Thanks to a months-long translation project, the SDP-CTE Toolkit is available in both R and its original programming language, Stata, with the hope that this new option will broaden the toolkit’s accessibility and use in the field. 

Both R and Stata are powerful, widely used languages for research and data analysis in the sciences and in government agencies. But there are key differences between them, according to Rachel Worsham, Senior Research Analyst at the Center for Education Policy and Research, who oversaw the translation project. 

“Most significantly, R is free—if you already know how to use R, then you can just download it and go,” she said. “We also have provided enough guidance in the technical document for folks to use this whether or not they have access to Stata. These new R translations should save time for those users.” 

In the spirit of building capacity, we want our work to reach organizations and education data leaders that aren’t a formal part of the SDP network. To that end, we’ve built a suite of free online tools and resources that are available to any school system, education agency, or researcher. That includes the OpenSDP Github, where researchers and analysts can share tools and trainings, and the Strategic Use of Data Rubric, which supports education leaders to identify and understand how they can effectively use data to drive progress. 

Understanding CTE Outcomes 

The toolkit includes a detailed narrative summary, technical guide, adaptable code, and sample visualizations, all of which are designed to support community colleges and other postsecondary CTE-focused institutions to identify pathways and barriers to student success. Analysts can use the toolkit to gather detailed student enrollment, demographic, and performance data. Then, they can adapt and apply ready-made code to analyze data and create visualizations like the sample figure below, which shows students’ enrollment decisions and success outcomes over time and by program pathway. 

A sample visual from the toolkit 

SDP Toolkit Sample Image

The toolkit also guides analysts to answer key questions about transfer and enrollment rates by pathway, whether required “gateway” classes are getting in the way of student completion, and if students are more successful if they earn more credits early on. These analyses can help institutions support the growing numbers of CTE students by identifying which students are succeeding and which requirements are common barriers to success, Worsham said.  

“For example, if you see that lots of students are failing pre-Algebra, and also that failure in pre-Algebra seems to be related to a decreased likelihood of graduating, then you know to look further into providing resources to pre-Algebra students,” Worsham said. 

Using Data to Target Support 

While these questions may seem straightforward, many CTE-focused institutions have not had the institutional research and data-analysis capacity to answer them.

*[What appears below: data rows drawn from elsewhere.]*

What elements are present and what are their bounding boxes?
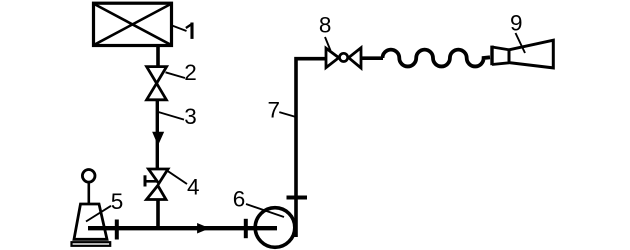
svg-text:4: 4: [187, 175, 200, 200]
svg-text:2: 2: [184, 60, 197, 85]
svg-text:8: 8: [319, 12, 332, 37]
svg-text:3: 3: [184, 104, 197, 129]
svg-text:6: 6: [233, 187, 246, 212]
svg-text:7: 7: [268, 98, 281, 123]
svg-text:5: 5: [111, 189, 124, 214]
svg-text:9: 9: [510, 11, 523, 36]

Publicly funded community colleges have demanding data reporting requirements from their states or authorizing agencies, which can limit time to investigate and diagnose trends. Meanwhile, higher education research focused on CTE is relatively limited, even though such programs have experienced steep enrollment gains in recent years. 

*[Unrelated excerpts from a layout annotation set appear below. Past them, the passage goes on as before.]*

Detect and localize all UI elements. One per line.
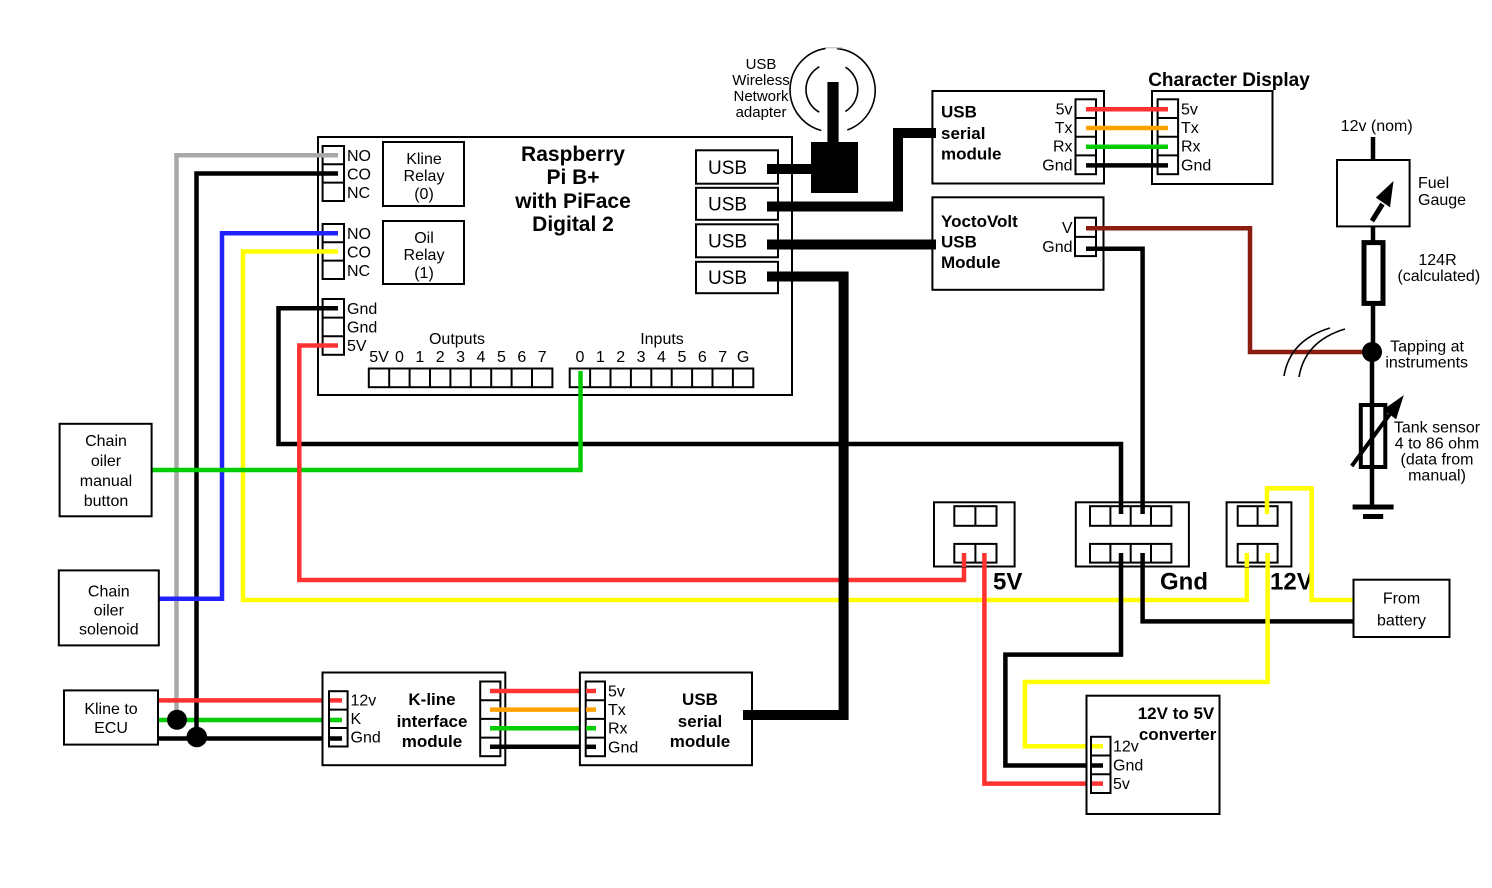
Chain oiler solenoid [59, 570, 159, 645]
svg-text:CO: CO [347, 167, 371, 184]
svg-text:(calculated): (calculated) [1397, 268, 1480, 285]
bottom USB serial module pin header 5v/Tx/Rx/Gnd [586, 682, 639, 757]
svg-text:NO: NO [347, 148, 371, 165]
svg-text:Gnd: Gnd [1042, 157, 1072, 174]
svg-text:Kline to: Kline to [84, 701, 137, 718]
svg-text:oiler: oiler [94, 603, 125, 620]
USB cable port2 to USB serial module [767, 133, 935, 207]
junction dot on K line [167, 710, 187, 730]
svg-text:battery: battery [1377, 613, 1426, 630]
svg-text:Gnd: Gnd [1113, 757, 1143, 774]
wire red: Pi 5V long run to 5V terminal block [299, 346, 964, 581]
wire black: Kline to ECU Gnd line [158, 736, 342, 741]
antenna wave outer left arc [790, 48, 826, 130]
svg-text:Gnd: Gnd [1160, 569, 1208, 596]
antenna wave outer right arc [837, 49, 875, 130]
svg-text:Tank sensor: Tank sensor [1394, 419, 1481, 436]
svg-text:Relay: Relay [404, 168, 445, 185]
svg-text:Outputs: Outputs [429, 331, 485, 348]
svg-text:module: module [670, 732, 730, 751]
svg-text:instruments: instruments [1385, 355, 1468, 372]
svg-text:Character Display: Character Display [1148, 70, 1310, 91]
svg-text:USB: USB [708, 195, 747, 216]
svg-text:K-line: K-line [408, 690, 455, 709]
svg-text:Wireless: Wireless [732, 72, 790, 89]
From battery [1354, 580, 1450, 637]
wire resistor to tapping node [1371, 303, 1376, 352]
svg-text:5v: 5v [1056, 101, 1073, 118]
svg-text:5V: 5V [347, 338, 367, 355]
Gnd distribution terminal block [1076, 502, 1208, 595]
USB cable port4 to bottom USB serial module [743, 277, 844, 716]
crossing squiggle mark 2 [1299, 329, 1345, 377]
svg-text:Gnd: Gnd [1181, 157, 1211, 174]
svg-text:adapter: adapter [736, 104, 787, 121]
svg-text:Kline: Kline [406, 151, 442, 168]
svg-text:module: module [402, 732, 462, 751]
svg-text:Chain: Chain [85, 433, 127, 450]
USB cable tip into bottom serial module [743, 710, 756, 720]
svg-text:button: button [84, 493, 128, 510]
svg-text:USB: USB [708, 158, 747, 179]
svg-text:Gnd: Gnd [608, 739, 638, 756]
svg-text:Gnd: Gnd [1042, 239, 1072, 256]
K-line module left pin header 12v/K/Gnd [329, 691, 381, 746]
wire black: Pi Gnd long run to Gnd terminal block [279, 308, 1122, 514]
svg-text:4: 4 [477, 349, 486, 366]
wire orange: K-line to USB serial Tx [490, 707, 596, 712]
Inputs header and pin labels [575, 331, 749, 366]
svg-text:3: 3 [637, 349, 646, 366]
wire tip yellow into converter 12v pin [1092, 744, 1103, 749]
Kline Relay (0) [383, 142, 464, 206]
relay 1 terminal block NO/CO/NC [323, 224, 371, 280]
svg-text:12V to 5V: 12V to 5V [1138, 704, 1215, 723]
svg-text:Raspberry: Raspberry [521, 143, 625, 166]
svg-text:5: 5 [497, 349, 506, 366]
svg-text:7: 7 [538, 349, 547, 366]
svg-text:Tx: Tx [1181, 120, 1199, 137]
junction dot on ECU Gnd line [187, 727, 208, 748]
Outputs terminal strip [369, 369, 553, 388]
wire fuel gauge to resistor [1371, 226, 1376, 243]
svg-text:with PiFace: with PiFace [514, 190, 631, 213]
svg-text:Gnd: Gnd [347, 320, 377, 337]
svg-text:K: K [351, 711, 362, 728]
svg-text:5v: 5v [608, 683, 625, 700]
USB port 3 [696, 224, 778, 257]
wire red: 5V block to converter 5v [984, 553, 1103, 784]
svg-text:Gnd: Gnd [351, 729, 381, 746]
svg-text:Gnd: Gnd [347, 301, 377, 318]
svg-text:2: 2 [616, 349, 625, 366]
Outputs header and pin labels [369, 331, 547, 366]
USB cable port1 to wireless adapter [767, 164, 815, 174]
svg-text:USB: USB [682, 690, 718, 709]
svg-text:manual: manual [80, 473, 132, 490]
Oil Relay (1) [383, 221, 464, 284]
svg-text:Module: Module [941, 253, 1001, 272]
12V distribution terminal block [1227, 502, 1313, 595]
wire brown: YoctoVolt V to tapping point [1086, 228, 1366, 352]
wire tip red into K-line 12v pin [330, 698, 342, 703]
wire green Rx serial to display [1086, 144, 1168, 149]
USB wireless adapter dongle body [811, 142, 858, 193]
wire black Gnd serial to display [1086, 163, 1168, 168]
svg-text:5v: 5v [1113, 776, 1130, 793]
USB port 2 [696, 188, 778, 220]
wire blue: Oil relay NO to chain oiler solenoid [159, 233, 338, 599]
K-line module right pin header [480, 682, 500, 757]
converter pin header 12v/Gnd/5v [1091, 737, 1143, 793]
svg-text:5v: 5v [1181, 101, 1198, 118]
tapping junction dot [1362, 342, 1382, 362]
svg-text:5V: 5V [369, 349, 389, 366]
svg-text:6: 6 [517, 349, 526, 366]
wire tip black into converter Gnd pin [1092, 763, 1103, 768]
USB serial module (bottom) [580, 673, 752, 766]
wire yellow: Oil relay CO long run to 12V terminal block [243, 252, 1247, 601]
Character Display pin header [1158, 99, 1212, 174]
wire black: YoctoVolt Gnd down to Gnd terminal block [1086, 249, 1143, 514]
svg-text:interface: interface [397, 712, 468, 731]
wire tip black into Gnd block top cell 3 [1140, 502, 1145, 514]
wire tip black into serial Gnd pin [586, 745, 596, 750]
USB wireless adapter antenna stick [827, 82, 838, 144]
wire red: K-line to USB serial 5v [490, 689, 596, 694]
USB port 1 [696, 150, 778, 183]
svg-text:NC: NC [347, 263, 370, 280]
svg-text:Network: Network [733, 88, 789, 105]
wire black: Gnd block to From battery [1143, 553, 1354, 621]
svg-text:7: 7 [718, 349, 727, 366]
wire tip green into K-line K pin [330, 718, 342, 723]
svg-text:124R: 124R [1418, 252, 1456, 269]
USB cable tip into serial module [925, 128, 936, 138]
YoctoVolt pin header V/Gnd [1042, 218, 1096, 256]
svg-text:USB: USB [708, 268, 747, 289]
svg-text:USB: USB [708, 232, 747, 253]
wire tip black into K-line Gnd pin [330, 736, 342, 741]
svg-text:1: 1 [596, 349, 605, 366]
svg-text:12v (nom): 12v (nom) [1341, 118, 1413, 135]
wire yellow: 12V block to converter 12v [1025, 553, 1268, 746]
svg-text:Rx: Rx [608, 721, 628, 738]
svg-text:12v: 12v [351, 693, 377, 710]
antenna wave inner left arc [806, 67, 819, 112]
svg-text:0: 0 [395, 349, 404, 366]
relay 0 terminal block NO/CO/NC [323, 146, 371, 202]
svg-text:6: 6 [698, 349, 707, 366]
svg-text:Gauge: Gauge [1418, 192, 1466, 209]
svg-text:Rx: Rx [1053, 139, 1073, 156]
svg-text:USB: USB [746, 56, 777, 73]
wire 12v nom to fuel gauge [1371, 137, 1376, 160]
wire tip red into converter 5v pin [1092, 781, 1103, 786]
K-line interface module [323, 673, 506, 766]
tank sensor variable resistor [1352, 395, 1404, 467]
ground symbol [1353, 507, 1394, 517]
Chain oiler manual button [60, 424, 152, 517]
svg-text:Fuel: Fuel [1418, 175, 1449, 192]
USB cable port3 to YoctoVolt module [767, 240, 935, 250]
12V to 5V converter [1087, 696, 1220, 814]
svg-text:CO: CO [347, 245, 371, 262]
svg-text:Relay: Relay [404, 247, 445, 264]
svg-text:Tapping at: Tapping at [1390, 339, 1464, 356]
svg-text:Inputs: Inputs [640, 331, 684, 348]
Tapping at instruments label [1385, 339, 1468, 372]
Fuel Gauge meter [1337, 160, 1410, 226]
wire tip black into Gnd block top cell 2 [1119, 502, 1124, 514]
power terminal block Gnd/Gnd/5V [323, 299, 378, 355]
svg-text:4: 4 [657, 349, 666, 366]
svg-text:12V: 12V [1270, 569, 1313, 596]
svg-text:0: 0 [575, 349, 584, 366]
Inputs terminal strip [570, 369, 754, 388]
svg-text:1: 1 [415, 349, 424, 366]
USB wireless adapter label [732, 56, 790, 121]
svg-text:serial: serial [941, 124, 985, 143]
svg-text:manual): manual) [1408, 468, 1466, 485]
svg-text:NC: NC [347, 185, 370, 202]
svg-text:USB: USB [941, 103, 977, 122]
wire tip red into serial 5v pin [586, 689, 596, 694]
Tank sensor label [1394, 419, 1481, 484]
wire tapping node to tank sensor [1370, 360, 1375, 405]
wire red: Kline to ECU 12v line [158, 698, 342, 703]
USB cable tip into YoctoVolt module [925, 240, 936, 250]
svg-text:(0): (0) [414, 186, 434, 203]
wire black: Kline relay CO down to ECU Gnd junction [197, 174, 339, 739]
svg-text:Pi B+: Pi B+ [546, 166, 599, 189]
svg-text:Oil: Oil [414, 230, 434, 247]
svg-text:solenoid: solenoid [79, 622, 139, 639]
USB serial module pin header [1042, 99, 1096, 174]
svg-text:Tx: Tx [608, 702, 626, 719]
wire green: Kline to ECU K line [158, 718, 342, 723]
wire tank sensor to ground [1370, 467, 1375, 507]
svg-text:4 to 86 ohm: 4 to 86 ohm [1395, 435, 1480, 452]
svg-text:converter: converter [1139, 725, 1217, 744]
USB serial module (top) [932, 91, 1104, 184]
YoctoVolt USB Module [932, 197, 1103, 289]
svg-text:NO: NO [347, 226, 371, 243]
svg-text:serial: serial [678, 712, 722, 731]
svg-text:G: G [737, 349, 749, 366]
svg-text:Tx: Tx [1055, 120, 1073, 137]
wire gray: Kline relay NO down to K junction [177, 155, 339, 720]
Raspberry Pi B+ with PiFace Digital 2 main board [318, 137, 792, 395]
5V distribution terminal block [934, 502, 1022, 595]
wire tip orange into serial Tx pin [586, 707, 596, 712]
antenna wave faint top segment [826, 47, 842, 49]
svg-text:(1): (1) [414, 265, 434, 282]
wire black: Gnd block to 12V-5V converter Gnd [1005, 553, 1121, 766]
wire tip yellow into 12V block bottom-left cell [1245, 553, 1250, 567]
Fuel Gauge label [1418, 175, 1466, 209]
antenna wave inner right arc [845, 67, 857, 111]
svg-text:12v: 12v [1113, 739, 1139, 756]
svg-text:Chain: Chain [88, 584, 130, 601]
svg-text:USB: USB [941, 233, 977, 252]
svg-text:V: V [1062, 220, 1073, 237]
svg-text:Digital 2: Digital 2 [532, 213, 614, 236]
svg-text:(data from: (data from [1401, 452, 1474, 469]
124R value label [1397, 252, 1480, 285]
wire green: chain oiler manual button to Input 0 [152, 371, 581, 470]
wire green: K-line to USB serial Rx [490, 726, 596, 731]
crossing squiggle mark 1 [1284, 328, 1330, 376]
wire black: K-line to USB serial Gnd [490, 745, 596, 750]
svg-text:module: module [941, 145, 1001, 164]
wire orange Tx serial to display [1086, 126, 1168, 131]
svg-text:3: 3 [456, 349, 465, 366]
Character Display box [1152, 91, 1273, 184]
svg-text:YoctoVolt: YoctoVolt [941, 212, 1018, 231]
Kline to ECU [64, 690, 158, 744]
svg-text:2: 2 [436, 349, 445, 366]
svg-text:oiler: oiler [91, 453, 122, 470]
resistor R 124R [1364, 243, 1383, 304]
wire tip red into 5V block bottom-left cell [962, 553, 967, 567]
svg-text:Rx: Rx [1181, 139, 1201, 156]
svg-text:5V: 5V [993, 569, 1022, 596]
svg-text:ECU: ECU [94, 720, 128, 737]
wire tip green into serial Rx pin [586, 726, 596, 731]
svg-text:5: 5 [677, 349, 686, 366]
wire yellow: 12V block to From battery [1267, 488, 1354, 600]
USB port 4 [696, 262, 778, 293]
svg-text:From: From [1383, 591, 1420, 608]
wire red 5v serial to display [1086, 107, 1168, 112]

These analyses can yield powerful insights. For example, two former SDP-CTE ECMCF Fellows created a similar data toolkit at Valencia College, an open-access community college in Florida. Among other insights, the fellows found that nearly one-third of first-time students who had earned a 2.0 grade-point average did not complete a credential or transfer elsewhere. This finding shaped an internal discussion at the institution about which programmatic supports and structures could retain more of these students. 

With a free suite of open-source tools, any institution can ask and answer these same questions. It’s a powerful opportunity to better meet the needs of CTE students, whose career trajectories may hang in the balance.